Out of Sight (1998)
Director: Steven Soderbergh
Out of Sight draws its story and style from several old Hollywood film genres: the noir, the romantic comedy, and the gangster film. The film it most reminded me of was To Have and Have Not. There is a similar type of chemistry between Clooney and Lopez (though without the off-screen mirroring of Bogie and Bacall): they trade clever, sexy dialogue, and exclude almost everyone else. In fact, when Foley and Sisco are locked in the trunk together, they discuss such old films, and find they both enjoy them.

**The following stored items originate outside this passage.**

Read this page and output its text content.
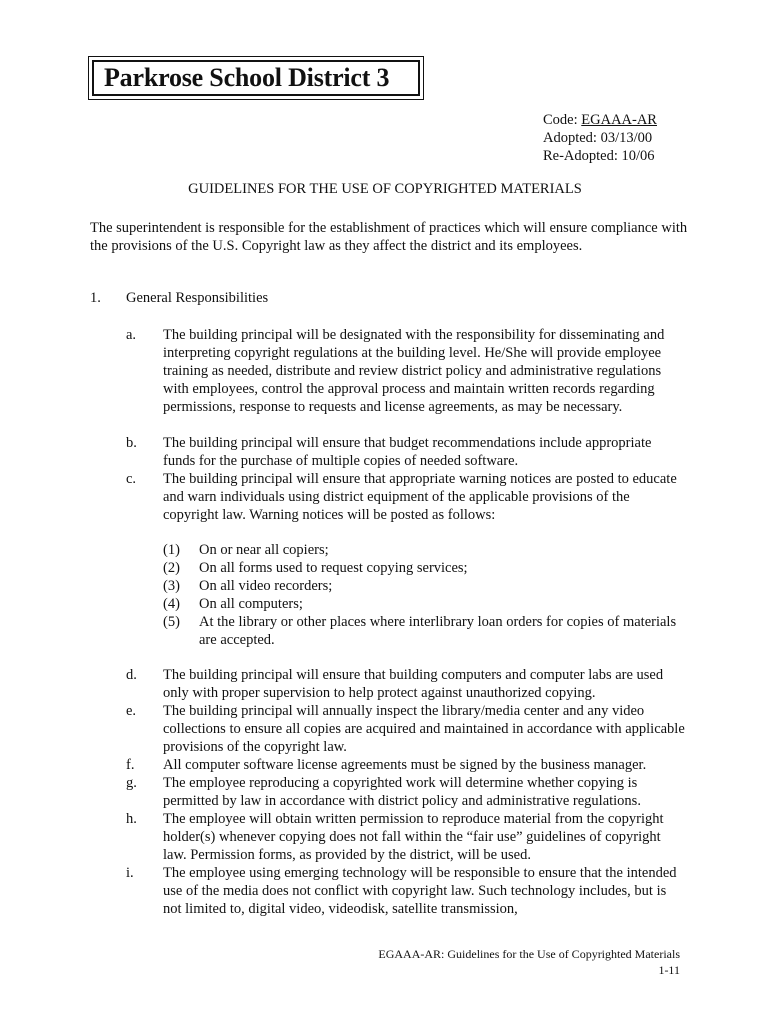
Parkrose School District 3
Code: EGAAA-AR
Adopted: 03/13/00
Re-Adopted: 10/06
GUIDELINES FOR THE USE OF COPYRIGHTED MATERIALS
The superintendent is responsible for the establishment of practices which will ensure compliance with the provisions of the U.S. Copyright law as they affect the district and its employees.
1. General Responsibilities
a. The building principal will be designated with the responsibility for disseminating and interpreting copyright regulations at the building level. He/She will provide employee training as needed, distribute and review district policy and administrative regulations with employees, control the approval process and maintain written records regarding permissions, response to requests and license agreements, as may be necessary.
b. The building principal will ensure that budget recommendations include appropriate funds for the purchase of multiple copies of needed software.
c. The building principal will ensure that appropriate warning notices are posted to educate and warn individuals using district equipment of the applicable provisions of the copyright law. Warning notices will be posted as follows:
(1) On or near all copiers;
(2) On all forms used to request copying services;
(3) On all video recorders;
(4) On all computers;
(5) At the library or other places where interlibrary loan orders for copies of materials are accepted.
d. The building principal will ensure that building computers and computer labs are used only with proper supervision to help protect against unauthorized copying.
e. The building principal will annually inspect the library/media center and any video collections to ensure all copies are acquired and maintained in accordance with applicable provisions of the copyright law.
f. All computer software license agreements must be signed by the business manager.
g. The employee reproducing a copyrighted work will determine whether copying is permitted by law in accordance with district policy and administrative regulations.
h. The employee will obtain written permission to reproduce material from the copyright holder(s) whenever copying does not fall within the “fair use” guidelines of copyright law. Permission forms, as provided by the district, will be used.
i. The employee using emerging technology will be responsible to ensure that the intended use of the media does not conflict with copyright law. Such technology includes, but is not limited to, digital video, videodisk, satellite transmission,
EGAAA-AR: Guidelines for the Use of Copyrighted Materials
1-11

The whole script is very well-written by Scott Frank, with well-drawn characters as well as witty lines. The plot is a touch convoluted, jumping around its timeline. Clooney is great as the charming bank robber, who is not as good as he thinks. Lopez is the best I have seen her; Karen Sisco is a great character, tough, smart and brave, and Lopez inhabits all these aspects of her character. The supporting cast is also wonderful, with Don Cheadle, Steve Zahn, Ving Rhames, Catherine Keener and Viola Davis all throughly enjoying themselves with the material.
Soderbergh's film is a clever homage to several 1940s Hollywood films with a great cast and a great script. Enjoy watching a younger Clooney and Lopez act together, and wonder about what might have been if Lopez has been offered similarly great roles.